In the eurozone, industrial activity remains depressed, as corroborated by S&P's March PMIs. Nevertheless, in both France and Germany, activity is continuing to pick up, even if we're still a long way from returning to growth. Clearly, in the current climate, with the winds of uncertainty blowing in from the United States, it is difficult to envisage a rapid upturn.
Unfortunately, the lesser contraction in activity in the major countries in March contrasts with the continuing slump in activity in Italy and Spain. For the latter, the last few months have been particularly unfavorable. Indeed, for two months now, industrial activity has been contracting, after a year of continuous growth.
The budget spending measures announced by Germany in particular should support growth over the course of the year, but their impact will only be felt very gradually in 2025. Other countries should also benefit from spending on defense activities.
Nevertheless, a key factor in Europe's recovery will remain the ECB's continued monetary easing. In this respect, inflation figures for March were very reassuring. Total inflation, as expected, decelerated to 2.2% year-on-year. Above all, core inflation fared slightly better than expected, decelerating to 2.4%, the lowest level since January 2022.
One of the most striking features of this deceleration in inflation is the downward trend in service prices. For the first time since June 2022, the index has fallen below 3.5%!
This is good news for the ECB. Nevertheless, it still seems to us that the ECB should skip April and wait until June to continue its monetary easing. On the one hand, there is still a great deal of uncertainty surrounding the US tariffs, and it would be reasonable to have at least a month to see what impact they might have.
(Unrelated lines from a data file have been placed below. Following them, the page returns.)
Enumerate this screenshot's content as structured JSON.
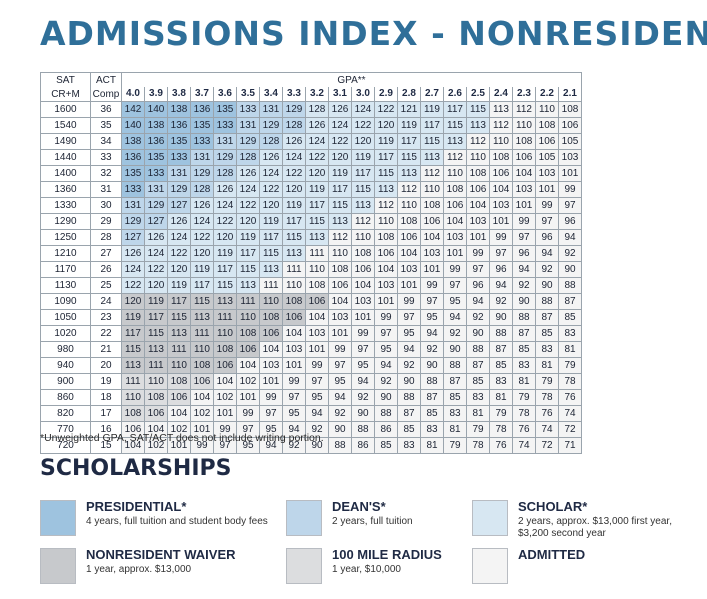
{
  "title": "ADMISSIONS INDEX - NONRESIDENT",
  "table": {
    "sat_header": [
      "SAT",
      "CR+M"
    ],
    "act_header": [
      "ACT",
      "Comp"
    ],
    "gpa_title": "GPA**",
    "gpa_columns": [
      "4.0",
      "3.9",
      "3.8",
      "3.7",
      "3.6",
      "3.5",
      "3.4",
      "3.3",
      "3.2",
      "3.1",
      "3.0",
      "2.9",
      "2.8",
      "2.7",
      "2.6",
      "2.5",
      "2.4",
      "2.3",
      "2.2",
      "2.1"
    ],
    "rows": [
      {
        "sat": "1600",
        "act": "36",
        "vals": [
          142,
          140,
          138,
          136,
          135,
          133,
          131,
          129,
          128,
          126,
          124,
          122,
          121,
          119,
          117,
          115,
          113,
          112,
          110,
          108
        ],
        "cat": "PPPPPDDDSSSSSSSSAAAA"
      },
      {
        "sat": "1540",
        "act": "35",
        "vals": [
          140,
          138,
          136,
          135,
          133,
          131,
          129,
          128,
          126,
          124,
          122,
          120,
          119,
          117,
          115,
          113,
          112,
          110,
          108,
          106
        ],
        "cat": "PPPPPDDDSSSSSSSSAAAA"
      },
      {
        "sat": "1490",
        "act": "34",
        "vals": [
          138,
          136,
          135,
          133,
          131,
          129,
          128,
          126,
          124,
          122,
          120,
          119,
          117,
          115,
          113,
          112,
          110,
          108,
          106,
          105
        ],
        "cat": "PPPPDDDSSSSSSSSAAAAA"
      },
      {
        "sat": "1440",
        "act": "33",
        "vals": [
          136,
          135,
          133,
          131,
          129,
          128,
          126,
          124,
          122,
          120,
          119,
          117,
          115,
          113,
          112,
          110,
          108,
          106,
          105,
          103
        ],
        "cat": "PPPDDDSSSSSSSSAAAAAA"
      },
      {
        "sat": "1400",
        "act": "32",
        "vals": [
          135,
          133,
          131,
          129,
          128,
          126,
          124,
          122,
          120,
          119,
          117,
          115,
          113,
          112,
          110,
          108,
          106,
          104,
          103,
          101
        ],
        "cat": "PPDDDSSSSSSSSAAAAAAA"
      },
      {
        "sat": "1360",
        "act": "31",
        "vals": [
          133,
          131,
          129,
          128,
          126,
          124,
          122,
          120,
          119,
          117,
          115,
          113,
          112,
          110,
          108,
          106,
          104,
          103,
          101,
          99
        ],
        "cat": "PDDDSSSSSSSSAAAAAAAA"
      },
      {
        "sat": "1330",
        "act": "30",
        "vals": [
          131,
          129,
          127,
          126,
          124,
          122,
          120,
          119,
          117,
          115,
          113,
          112,
          110,
          108,
          106,
          104,
          103,
          101,
          99,
          97
        ],
        "cat": "DDDSSSSSSSSAAAAAAAAA"
      },
      {
        "sat": "1290",
        "act": "29",
        "vals": [
          129,
          127,
          126,
          124,
          122,
          120,
          119,
          117,
          115,
          113,
          112,
          110,
          108,
          106,
          104,
          103,
          101,
          99,
          97,
          96
        ],
        "cat": "DDSSSSSSSSAAAAAAAAAA"
      },
      {
        "sat": "1250",
        "act": "28",
        "vals": [
          127,
          126,
          124,
          122,
          120,
          119,
          117,
          115,
          113,
          112,
          110,
          108,
          106,
          104,
          103,
          101,
          99,
          97,
          96,
          94
        ],
        "cat": "DSSSSSSSSAAAAAAAAAAA"
      },
      {
        "sat": "1210",
        "act": "27",
        "vals": [
          126,
          124,
          122,
          120,
          119,
          117,
          115,
          113,
          111,
          110,
          108,
          106,
          104,
          103,
          101,
          99,
          97,
          96,
          94,
          92
        ],
        "cat": "SSSSSSSSAAAAAAAAAAAA"
      },
      {
        "sat": "1170",
        "act": "26",
        "vals": [
          124,
          122,
          120,
          119,
          117,
          115,
          113,
          111,
          110,
          108,
          106,
          104,
          103,
          101,
          99,
          97,
          96,
          94,
          92,
          90
        ],
        "cat": "SSSSSSSAAAAAAAAAAAAA"
      },
      {
        "sat": "1130",
        "act": "25",
        "vals": [
          122,
          120,
          119,
          117,
          115,
          113,
          111,
          110,
          108,
          106,
          104,
          103,
          101,
          99,
          97,
          96,
          94,
          92,
          90,
          88
        ],
        "cat": "SSSSSSAAAAAAAAAAAAAA"
      },
      {
        "sat": "1090",
        "act": "24",
        "vals": [
          120,
          119,
          117,
          115,
          113,
          111,
          110,
          108,
          106,
          104,
          103,
          101,
          99,
          97,
          95,
          94,
          92,
          90,
          88,
          87
        ],
        "cat": "WWWWWWWWWAAAAAAAAAAA"
      },
      {
        "sat": "1050",
        "act": "23",
        "vals": [
          119,
          117,
          115,
          113,
          111,
          110,
          108,
          106,
          104,
          103,
          101,
          99,
          97,
          95,
          94,
          92,
          90,
          88,
          87,
          85
        ],
        "cat": "WWWWWWWWAAAAAAAAAAAA"
      },
      {
        "sat": "1020",
        "act": "22",
        "vals": [
          117,
          115,
          113,
          111,
          110,
          108,
          106,
          104,
          103,
          101,
          99,
          97,
          95,
          94,
          92,
          90,
          88,
          87,
          85,
          83
        ],
        "cat": "WWWWWWWAAAAAAAAAAAAA"
      },
      {
        "sat": "980",
        "act": "21",
        "vals": [
          115,
          113,
          111,
          110,
          108,
          106,
          104,
          103,
          101,
          99,
          97,
          95,
          94,
          92,
          90,
          88,
          87,
          85,
          83,
          81
        ],
        "cat": "WWWWWWAAAAAAAAAAAAAA"
      },
      {
        "sat": "940",
        "act": "20",
        "vals": [
          113,
          111,
          110,
          108,
          106,
          104,
          103,
          101,
          99,
          97,
          95,
          94,
          92,
          90,
          88,
          87,
          85,
          83,
          81,
          79
        ],
        "cat": "WWWWWAAAAAAAAAAAAAAA"
      },
      {
        "sat": "900",
        "act": "19",
        "vals": [
          111,
          110,
          108,
          106,
          104,
          102,
          101,
          99,
          97,
          95,
          94,
          92,
          90,
          88,
          87,
          85,
          83,
          81,
          79,
          78
        ],
        "cat": "RRRRAAAAAAAAAAAAAAAA"
      },
      {
        "sat": "860",
        "act": "18",
        "vals": [
          110,
          108,
          106,
          104,
          102,
          101,
          99,
          97,
          95,
          94,
          92,
          90,
          88,
          87,
          85,
          83,
          81,
          79,
          78,
          76
        ],
        "cat": "RRRAAAAAAAAAAAAAAAAA"
      },
      {
        "sat": "820",
        "act": "17",
        "vals": [
          108,
          106,
          104,
          102,
          101,
          99,
          97,
          95,
          94,
          92,
          90,
          88,
          87,
          85,
          83,
          81,
          79,
          78,
          76,
          74
        ],
        "cat": "RRAAAAAAAAAAAAAAAAAA"
      },
      {
        "sat": "770",
        "act": "16",
        "vals": [
          106,
          104,
          102,
          101,
          99,
          97,
          95,
          94,
          92,
          90,
          88,
          86,
          85,
          83,
          81,
          79,
          78,
          76,
          74,
          72
        ],
        "cat": "AAAAAAAAAAAAAAAAAAAA"
      },
      {
        "sat": "720",
        "act": "15",
        "vals": [
          104,
          102,
          101,
          99,
          97,
          95,
          94,
          92,
          90,
          88,
          86,
          85,
          83,
          81,
          79,
          78,
          76,
          74,
          72,
          71
        ],
        "cat": "AAAAAAAAAAAAAAAAAAAA"
      }
    ]
  },
  "footnote": "*Unweighted GPA, SAT/ACT does not include writing portion.",
  "scholarships": {
    "title": "SCHOLARSHIPS",
    "items": [
      {
        "name": "PRESIDENTIAL*",
        "desc": [
          "4 years, full tuition and student body fees"
        ],
        "color": "#9ec3df"
      },
      {
        "name": "DEAN'S*",
        "desc": [
          "2 years, full tuition"
        ],
        "color": "#bed6ea"
      },
      {
        "name": "SCHOLAR*",
        "desc": [
          "2 years, approx. $13,000 first year,",
          "$3,200 second year"
        ],
        "color": "#d7e7f2"
      },
      {
        "name": "NONRESIDENT WAIVER",
        "desc": [
          "1 year, approx. $13,000"
        ],
        "color": "#c7c9cc"
      },
      {
        "name": "100 MILE RADIUS",
        "desc": [
          "1 year, $10,000"
        ],
        "color": "#dcdddf"
      },
      {
        "name": "ADMITTED",
        "desc": [],
        "color": "#f4f4f4"
      }
    ]
  }
}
On the other hand, Mrs. Lagarde has always tried to maintain the cohesion of the Board of Governors, and she will surely seek to allay the concerns of the more conservative members, a number of whom believe that even more caution is needed in the trajectory of key rate cuts.
In particular, with substantial fiscal spending ahead, the more conservative members are likely to insist on the need to be more patient in monetary adjustment, as her policies could push the ECB's “neutral” rate higher than previously anticipated. In addition, while ECB economists still expect wage deceleration to continue, as we do, the fact that the region's unemployment rate remains historically low possibly remains a pressure factor that could make wage deceleration slower.